Molding Minds

Jan. 1, 2023
How Caltrans’ Bridge Design Academy has evolved

By Tom Bagsarian, Contributing Author

The California Department of Transportation (Caltrans) is one of the largest state departments of transportation in the nation. They manage more than 50,000 miles of California’s highways, about double the entire circumference of Earth. That’s a lot of concrete.

Caltrans develops its engineers through a rigorous training program. Engineers are expected to successfully complete the Bridge Design Academy, which has been offered since the 1960s, when Caltrans was known as the Department of Public Works, Division of Highways. 

This training program has changed a lot over the years. The original version was a correspondence course in which students mailed their homework. In the 1990s, it was a six-week course in a classroom.

Students started using personal computers in the early 2000s, when the academy became an eight-week course. For about 10 years, an online course was offered to save money. In 2019, Caltrans revamped the eight-week course in a classroom environment with instructors.

The COVID-19 pandemic produced another format change that was necessary, and like almost all in-person events, the academy’s seven-week course became virtual. And now, Caltrans offers in-person classes again for its Bridge Design Academy, but what makes these courses so tough, and why are the lessons important for California engineers?

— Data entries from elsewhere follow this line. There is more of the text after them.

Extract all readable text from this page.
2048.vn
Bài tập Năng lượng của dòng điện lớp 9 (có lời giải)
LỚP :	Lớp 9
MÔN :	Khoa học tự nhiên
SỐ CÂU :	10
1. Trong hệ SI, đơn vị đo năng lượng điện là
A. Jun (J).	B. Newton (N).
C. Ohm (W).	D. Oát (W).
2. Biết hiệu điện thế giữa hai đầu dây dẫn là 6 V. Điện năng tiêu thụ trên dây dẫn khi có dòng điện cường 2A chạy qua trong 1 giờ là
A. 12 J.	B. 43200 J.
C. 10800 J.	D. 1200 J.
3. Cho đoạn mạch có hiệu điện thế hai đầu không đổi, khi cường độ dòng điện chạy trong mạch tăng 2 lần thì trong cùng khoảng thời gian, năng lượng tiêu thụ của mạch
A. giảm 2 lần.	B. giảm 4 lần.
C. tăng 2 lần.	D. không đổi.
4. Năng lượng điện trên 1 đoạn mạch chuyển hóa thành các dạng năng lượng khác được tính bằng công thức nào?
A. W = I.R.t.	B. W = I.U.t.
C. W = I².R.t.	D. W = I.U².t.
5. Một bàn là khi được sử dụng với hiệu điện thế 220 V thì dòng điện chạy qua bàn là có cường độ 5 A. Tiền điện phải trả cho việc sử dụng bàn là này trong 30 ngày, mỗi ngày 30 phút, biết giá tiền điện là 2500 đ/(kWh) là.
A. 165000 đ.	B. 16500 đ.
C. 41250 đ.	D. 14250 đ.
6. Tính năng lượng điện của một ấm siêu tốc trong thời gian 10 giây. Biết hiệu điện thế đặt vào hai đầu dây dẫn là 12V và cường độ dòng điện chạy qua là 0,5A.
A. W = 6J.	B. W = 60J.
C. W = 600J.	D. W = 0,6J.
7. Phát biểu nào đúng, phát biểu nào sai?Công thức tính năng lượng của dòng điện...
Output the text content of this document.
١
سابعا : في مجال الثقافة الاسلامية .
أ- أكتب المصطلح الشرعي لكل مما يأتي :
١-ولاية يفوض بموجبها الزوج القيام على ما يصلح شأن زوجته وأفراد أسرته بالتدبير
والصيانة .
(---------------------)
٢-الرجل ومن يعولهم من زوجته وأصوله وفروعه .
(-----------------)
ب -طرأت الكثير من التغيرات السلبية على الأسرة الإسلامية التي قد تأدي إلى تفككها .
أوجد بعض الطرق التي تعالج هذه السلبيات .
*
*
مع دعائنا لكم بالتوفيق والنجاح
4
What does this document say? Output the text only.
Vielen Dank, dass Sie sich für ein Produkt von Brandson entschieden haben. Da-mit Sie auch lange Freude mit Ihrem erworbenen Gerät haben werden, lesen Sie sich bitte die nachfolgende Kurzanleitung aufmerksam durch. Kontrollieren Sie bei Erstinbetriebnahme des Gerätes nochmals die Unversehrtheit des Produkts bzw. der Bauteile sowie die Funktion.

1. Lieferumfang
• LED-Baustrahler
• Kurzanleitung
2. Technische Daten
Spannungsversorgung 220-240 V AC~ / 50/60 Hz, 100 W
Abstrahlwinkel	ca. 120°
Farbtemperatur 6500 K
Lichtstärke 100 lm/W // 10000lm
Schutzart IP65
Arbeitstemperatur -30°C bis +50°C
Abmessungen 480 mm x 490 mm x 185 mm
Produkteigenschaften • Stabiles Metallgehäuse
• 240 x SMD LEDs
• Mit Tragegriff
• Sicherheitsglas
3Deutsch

Caltrans requires its engineers to complete 10 courses in its academy. All are based on Precast/Prestressed Concrete Institute (PCI) publications and the American Association of State Highway and Transportation Officials (AASHTO) Load and Resistance Factor Design (LRFD) Specification. All courses are available at the PCI eLearning Center. There are a variety of topics in the 28 free transportation-related modules for precast, prestressed concrete bridge solutions. 

“These courses, some of which were sponsored by the U.S. Department of Transportation (DOT) and balloted by PCI, were selected because they offer excellent learning materials related to bridge design,” said Razia da Cruz Ferreira, a transportation engineer at Caltrans.

The Caltrans Bridge Design Academy takes seven weeks to complete and covers bridge design, project delivery, and project engineering topics such as load rating, maintenance design, environmental engineering, planning, accelerated bridge construction, quality, and risk management.

“Workforce development is a major concern for many state highway agencies,” said William Nickas, PCI’s managing director, transportation systems.

California is one eight states with more than 30% of its state roads classified as poor, according to the Federal Highway Administration. The state has the second highest number of bridges in the nation. 

“As a former student myself, I can also say that the Bridge Design Academy was the best investment of my engineering career,” said da Cruz Ferreira. “The hands-on training I received and the network I formed set me up for a successful career and I am very grateful to have had that opportunity.” R&B

Tom Bagsarian is the editorial content manager at the Precast/Prestressed Concrete Institute. He has written about the construction industry for more than 25 years.